A quarentena é boa para a gente sonhar. Imaginar o que vamos fazer depois. Ou não faremos. Não importa. O que interessa, agora, é o sonho. O gosto bom de se imaginar fazendo aquilo que sempre se teve vontade de fazer.

Experimente, vale apena.

Eu, por exemplo, tenho a mania de planejar coisas que, tenho certeza, jamais se realizarão.

Uma viagem à Itália, com uma moça chamada Vanda. Beberemos vinho, visitaremos museus, passearemos de mãos dadas pela vie centrali di Roma, e, com sorte, vamos assistir algum filme de Federico Fellini num cinema de rua. E passearemos numa gôndola em Veneza. E tomaremos banho de mar em Capri. Encontraremos por lá a Catherine Deneuve.

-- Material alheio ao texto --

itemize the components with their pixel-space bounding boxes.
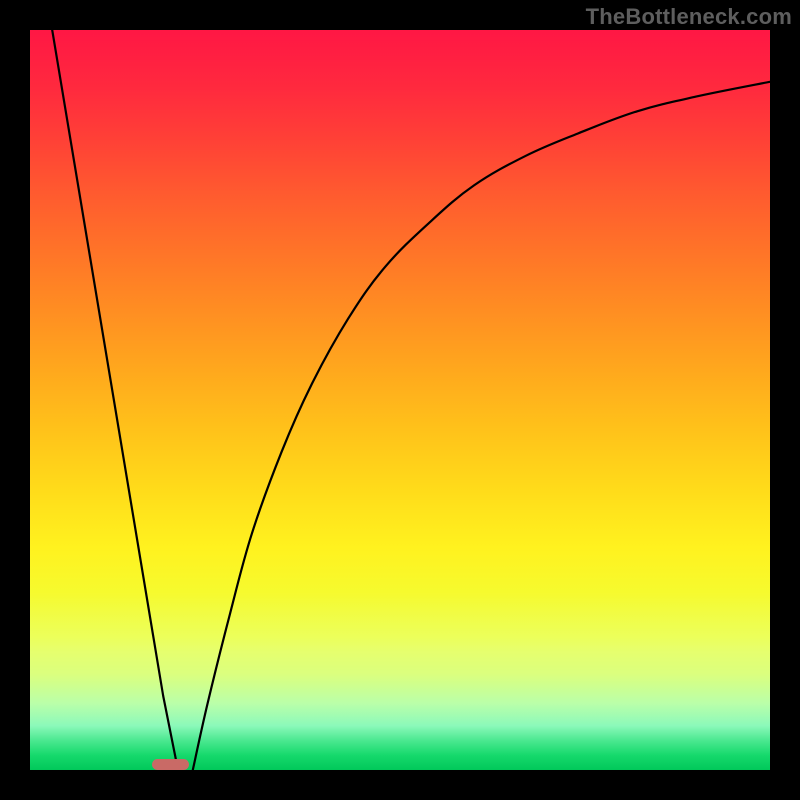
plot-area: [30, 30, 770, 770]
watermark-text: TheBottleneck.com: [586, 4, 792, 30]
chart-frame: TheBottleneck.com: [0, 0, 800, 800]
left-branch-line: [52, 30, 178, 770]
right-branch-line: [193, 82, 770, 770]
curve-svg: [30, 30, 770, 770]
optimal-point-marker: [152, 759, 189, 770]
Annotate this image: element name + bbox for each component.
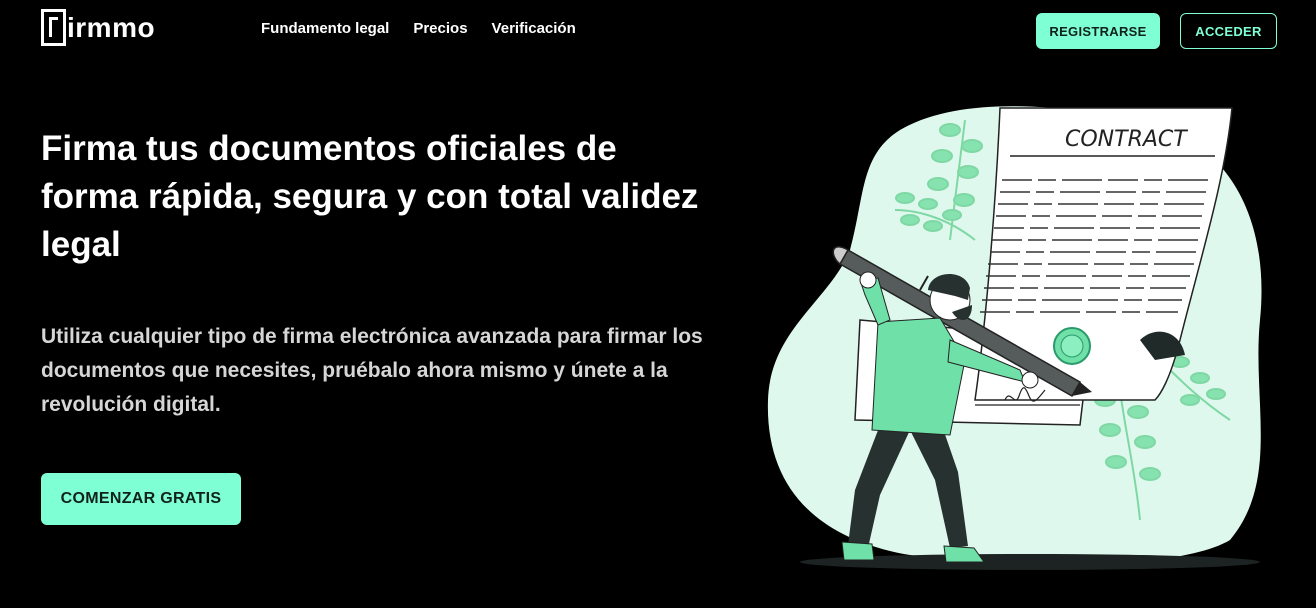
main-nav: Fundamento legal Precios Verificación — [261, 20, 576, 37]
register-button[interactable]: REGISTRARSE — [1036, 13, 1160, 49]
hero-subtitle: Utiliza cualquier tipo de firma electrón… — [41, 325, 703, 416]
login-button[interactable]: ACCEDER — [1180, 13, 1277, 49]
firmmo-logo[interactable]: irmmo — [41, 9, 155, 46]
start-free-button[interactable]: COMENZAR GRATIS — [41, 473, 241, 525]
contract-signing-illustration: CONTRACT — [767, 106, 1262, 570]
hero-title: Firma tus documentos oficiales de forma … — [41, 129, 699, 264]
nav-link-verificacion[interactable]: Verificación — [492, 20, 576, 37]
logo-f-mark — [41, 9, 66, 46]
top-navbar: irmmo Fundamento legal Precios Verificac… — [0, 0, 1316, 62]
contract-title: CONTRACT — [1065, 127, 1188, 152]
nav-link-fundamento-legal[interactable]: Fundamento legal — [261, 20, 389, 37]
logo-text: irmmo — [67, 11, 156, 43]
nav-link-precios[interactable]: Precios — [413, 20, 467, 37]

Quero também morar uns tempos numa casa, de muro baixo, à beira mar de um lugar ainda seguro e de boa vizinhança, numa daquelas cidades antigas da Grécia. Eu estarei falando e lendo jornais em grego, coma maior naturalidade.

Fazer, um dia, uma feijoada completa que ficará muito gostosa e dará para alimentar todos os vizinhos e amigos e amigas e pessoas de quem eu gosto. Eles virão para o meu almoço trazendo vinhos e cachaças e licores e sorvetes para nossa sobremesa. Um regional de chorinho tocará, durante nosso almoço, pérolas de Pixinguinha e de Jacob do Bandolim.

Acertar sozinho os quinze números da lotofácil.

Adquirir um computador mais rápido do que esse onde escrevo.

Dormir, de hoje para amanhã, ao menos sete horas seguidas.

Acordar amanhã sem dores nas costas.

Por fim, sei que é pedir muito, mas, eu gostaria, meu bom Deus, que esse nosso Brasil um dia desse jeito.

E que meus netos e eventuais bisnetos, pudessem viver num país justo e feliz. Aquele, que a nossa geração tentou, mas não conseguiu legar aos nossos filhos.

Para conseguir esse último desejo, eu abriria mão de todos os outros. Ele sozinho seria bastante.

Beijos e abraços. E bom final de semana.